How might mscL function relate to Salmonella paratyphi B virulence and infection?

The relationship between mscL function and Salmonella paratyphi B pathogenesis remains an area requiring further research, but several hypotheses can be explored:

• Osmotic adaptation during infection:

  • mscL may help bacteria respond to osmotic challenges in different host compartments

  • Potential role during transition from gastrointestinal environment to systemic infection

• Host-pathogen interactions:

  • Expression patterns of mscL during different infection stages

  • Potential regulation by host-derived signals or environmental cues

• Chronic carriage mechanisms:

  • Possible involvement in adaptation to gallbladder environment (relevant to chronic carriers)

  • Response to bile salts and osmotic fluctuations

• Antibiotic resistance considerations:

  • mscL-mediated responses to membrane-targeting antimicrobials

  • Potential role in bacterial persistence under antibiotic stress

Understanding these connections could provide insights into paratyphoid B fever pathogenesis, which remains a significant public health concern in areas with poor hygiene conditions .

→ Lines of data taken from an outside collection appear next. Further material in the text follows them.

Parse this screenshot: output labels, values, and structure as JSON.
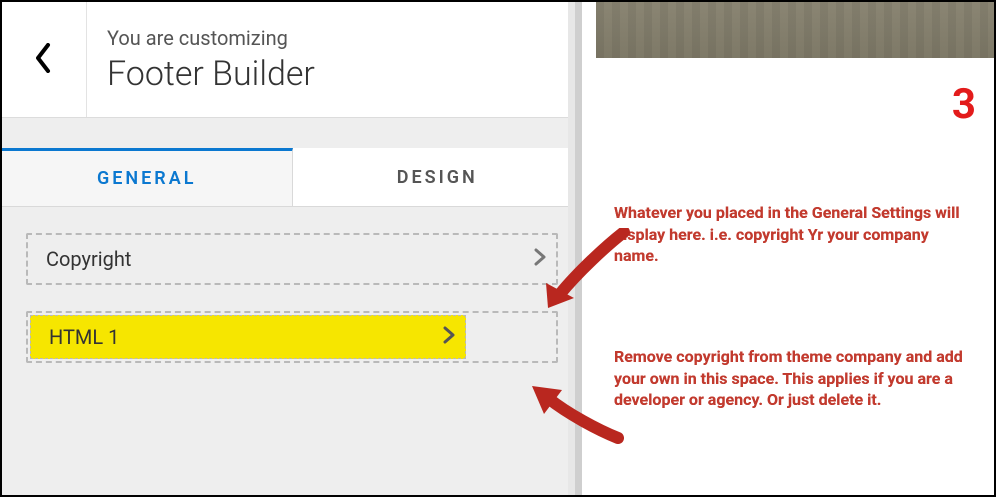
{
  "header": {
    "subtitle": "You are customizing",
    "title": "Footer Builder"
  },
  "tabs": {
    "general": "GENERAL",
    "design": "DESIGN"
  },
  "controls": {
    "copyright": "Copyright",
    "html1": "HTML 1"
  },
  "annotations": {
    "step_number": "3",
    "top": "Whatever you placed in the General Settings will display here. i.e. copyright Yr your company name.",
    "bottom": "Remove copyright from theme company and add your own in this space. This applies if you are a developer or agency. Or just delete it."
  }
}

What emerging technologies might advance mscL research?

Several cutting-edge approaches show promise for advancing our understanding of mscL structure, function, and applications:

• Cryo-electron microscopy: For high-resolution structural determination of mscL in different conformational states.

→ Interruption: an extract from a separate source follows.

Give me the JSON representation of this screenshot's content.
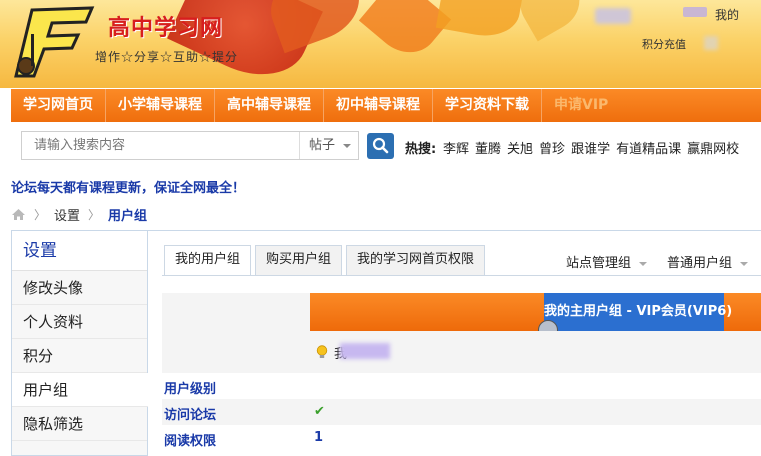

• Advanced optogenetic tools: Development of light-activated mscL variants for precise spatiotemporal control.

• Nanodiscs and synthetic bilayers: For studying channel function in defined lipid environments.

• Single-molecule force spectroscopy: Direct measurement of forces involved in channel gating.

• Computational approaches:

  • Molecular dynamics simulations of channel-membrane interactions

  • Machine learning for predicting channel properties and modifications

• High-throughput screening platforms: For identifying modulators of channel activity.

• In vivo imaging techniques: For visualizing channel dynamics in living cells and organisms.

These technologies will likely facilitate deeper understanding of mechanosensation mechanisms and expand potential applications of mscL in basic research and biotechnology.